Peking_Duck_SD | February 28, 2012 at 10:21 a.m. ― 4 years, 12 months ago


Bottom line, Willard cannot connect to people and will be railroaded if he gets the nomination.

It will be a disaster for him.

Something about his presence and the way he acts and talks reminds me example of John Kerry, and we saw how well John Kerry did in 2004.

Don't get me wrong, I am actually a big fan of John Kerry, I think he would have made a great President and I voted for him - but there is no denying he came across as an elitist during the campaign and turned many people off.

The question was floating around, "Who would you rather sit down and have a beer with, Bush or Kerry"?

Well ask that question about Willard vs. Obama. Or Unsanitaryum or MoonMan vs. Obama. It is quite clear, regardless of which side of the political spectrum you are on, Obama relates to people far more than any of these three.

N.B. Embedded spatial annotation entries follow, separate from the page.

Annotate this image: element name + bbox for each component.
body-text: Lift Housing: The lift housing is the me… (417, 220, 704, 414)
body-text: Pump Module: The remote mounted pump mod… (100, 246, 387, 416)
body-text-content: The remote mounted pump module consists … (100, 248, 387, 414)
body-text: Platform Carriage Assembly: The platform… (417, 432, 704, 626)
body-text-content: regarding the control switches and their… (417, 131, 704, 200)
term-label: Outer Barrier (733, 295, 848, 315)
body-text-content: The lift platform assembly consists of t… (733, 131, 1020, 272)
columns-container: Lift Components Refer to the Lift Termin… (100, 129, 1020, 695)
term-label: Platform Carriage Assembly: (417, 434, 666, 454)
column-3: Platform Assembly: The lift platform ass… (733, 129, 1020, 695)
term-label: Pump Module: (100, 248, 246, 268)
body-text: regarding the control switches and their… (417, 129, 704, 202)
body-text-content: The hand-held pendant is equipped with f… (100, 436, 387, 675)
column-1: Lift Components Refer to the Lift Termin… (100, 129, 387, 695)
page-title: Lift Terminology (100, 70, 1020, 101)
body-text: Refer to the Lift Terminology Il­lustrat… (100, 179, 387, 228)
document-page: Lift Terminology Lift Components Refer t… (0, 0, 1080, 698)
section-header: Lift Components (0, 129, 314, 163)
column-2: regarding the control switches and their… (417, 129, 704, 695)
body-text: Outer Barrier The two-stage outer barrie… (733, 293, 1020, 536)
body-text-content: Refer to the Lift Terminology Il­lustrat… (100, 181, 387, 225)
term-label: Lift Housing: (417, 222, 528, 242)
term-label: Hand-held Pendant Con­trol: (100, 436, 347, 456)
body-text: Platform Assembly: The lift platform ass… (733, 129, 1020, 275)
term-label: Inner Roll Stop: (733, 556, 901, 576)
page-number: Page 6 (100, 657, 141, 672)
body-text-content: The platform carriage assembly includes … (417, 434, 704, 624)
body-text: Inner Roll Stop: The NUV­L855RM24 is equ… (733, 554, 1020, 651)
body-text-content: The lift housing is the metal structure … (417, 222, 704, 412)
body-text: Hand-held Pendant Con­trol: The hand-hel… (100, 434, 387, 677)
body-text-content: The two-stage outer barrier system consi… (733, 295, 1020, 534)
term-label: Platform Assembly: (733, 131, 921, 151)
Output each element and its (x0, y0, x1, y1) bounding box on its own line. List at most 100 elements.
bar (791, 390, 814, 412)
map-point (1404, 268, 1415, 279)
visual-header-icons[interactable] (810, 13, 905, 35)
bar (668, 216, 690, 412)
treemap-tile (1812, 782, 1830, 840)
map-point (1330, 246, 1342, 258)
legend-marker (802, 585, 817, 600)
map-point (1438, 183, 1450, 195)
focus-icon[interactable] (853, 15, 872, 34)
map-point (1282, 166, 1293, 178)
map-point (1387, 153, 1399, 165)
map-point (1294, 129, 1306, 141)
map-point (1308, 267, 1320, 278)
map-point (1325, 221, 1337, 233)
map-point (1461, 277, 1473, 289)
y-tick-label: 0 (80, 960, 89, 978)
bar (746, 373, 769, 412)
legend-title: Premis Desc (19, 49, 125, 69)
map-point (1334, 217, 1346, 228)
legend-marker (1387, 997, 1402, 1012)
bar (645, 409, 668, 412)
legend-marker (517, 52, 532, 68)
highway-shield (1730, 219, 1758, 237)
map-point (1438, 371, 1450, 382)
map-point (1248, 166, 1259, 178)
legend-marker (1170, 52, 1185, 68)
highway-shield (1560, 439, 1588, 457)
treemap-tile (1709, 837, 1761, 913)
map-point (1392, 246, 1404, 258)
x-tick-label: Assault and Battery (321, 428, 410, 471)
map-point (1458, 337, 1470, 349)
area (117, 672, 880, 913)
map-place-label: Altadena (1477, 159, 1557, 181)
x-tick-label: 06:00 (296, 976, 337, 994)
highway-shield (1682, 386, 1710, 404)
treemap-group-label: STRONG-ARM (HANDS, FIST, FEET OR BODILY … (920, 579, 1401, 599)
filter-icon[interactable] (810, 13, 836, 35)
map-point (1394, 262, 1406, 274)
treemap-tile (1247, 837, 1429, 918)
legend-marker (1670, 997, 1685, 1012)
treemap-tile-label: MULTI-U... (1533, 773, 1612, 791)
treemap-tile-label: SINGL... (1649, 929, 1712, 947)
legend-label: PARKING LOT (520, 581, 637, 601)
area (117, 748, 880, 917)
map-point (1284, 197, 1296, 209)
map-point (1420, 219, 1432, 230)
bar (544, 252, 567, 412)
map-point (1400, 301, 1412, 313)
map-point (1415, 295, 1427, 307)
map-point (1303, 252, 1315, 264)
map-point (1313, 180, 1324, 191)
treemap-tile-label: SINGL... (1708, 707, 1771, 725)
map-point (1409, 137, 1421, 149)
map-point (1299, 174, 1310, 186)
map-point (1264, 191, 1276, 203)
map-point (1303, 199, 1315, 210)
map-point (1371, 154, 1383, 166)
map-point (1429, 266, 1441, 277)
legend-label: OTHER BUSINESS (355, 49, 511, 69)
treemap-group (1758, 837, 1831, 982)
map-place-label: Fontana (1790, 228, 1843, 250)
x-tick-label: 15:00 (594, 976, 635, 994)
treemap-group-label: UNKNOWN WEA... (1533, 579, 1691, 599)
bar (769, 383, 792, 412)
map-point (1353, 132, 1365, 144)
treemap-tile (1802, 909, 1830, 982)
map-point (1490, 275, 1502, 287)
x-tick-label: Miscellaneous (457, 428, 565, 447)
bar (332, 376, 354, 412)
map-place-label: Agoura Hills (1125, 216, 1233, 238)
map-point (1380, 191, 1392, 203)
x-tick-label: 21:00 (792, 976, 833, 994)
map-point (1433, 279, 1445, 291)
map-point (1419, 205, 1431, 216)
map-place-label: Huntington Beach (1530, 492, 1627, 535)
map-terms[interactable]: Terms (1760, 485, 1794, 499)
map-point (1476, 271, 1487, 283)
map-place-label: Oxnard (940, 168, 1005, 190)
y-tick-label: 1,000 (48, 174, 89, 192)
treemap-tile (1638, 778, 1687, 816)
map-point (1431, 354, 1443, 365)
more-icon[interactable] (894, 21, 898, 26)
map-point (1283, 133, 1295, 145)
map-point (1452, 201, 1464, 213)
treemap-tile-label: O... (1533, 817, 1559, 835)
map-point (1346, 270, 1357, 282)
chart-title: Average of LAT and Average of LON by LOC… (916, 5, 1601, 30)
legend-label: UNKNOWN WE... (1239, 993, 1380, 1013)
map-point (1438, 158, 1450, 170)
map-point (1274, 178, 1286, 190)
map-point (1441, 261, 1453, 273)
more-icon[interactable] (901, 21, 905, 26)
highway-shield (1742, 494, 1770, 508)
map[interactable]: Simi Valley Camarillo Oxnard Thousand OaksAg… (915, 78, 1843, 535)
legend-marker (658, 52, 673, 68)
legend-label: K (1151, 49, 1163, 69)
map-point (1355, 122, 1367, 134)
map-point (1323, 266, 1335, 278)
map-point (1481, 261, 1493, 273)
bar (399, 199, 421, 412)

Howdy-Doodie Unsanitaryum with his knuckle-dragging views of society and his over-the-top fundamentalist extremism wouldn't stand a chance against Obama, and MoonMan has more baggage (all Louis Vuitton, i'm sure, to hold the Tiffany diamonds for the Ice Princess) than the international baggage terminal at JFK airport.

I admit I am not a Republican, rarely vote for them unless they are moderate, but this group of Larry, Curly, and Moe is like a Christmas gift to other liberals like myself that keeps giving and giving and giving - each time one of these men opens their mouths.

The jig is up, they are really all 3 comedians, right??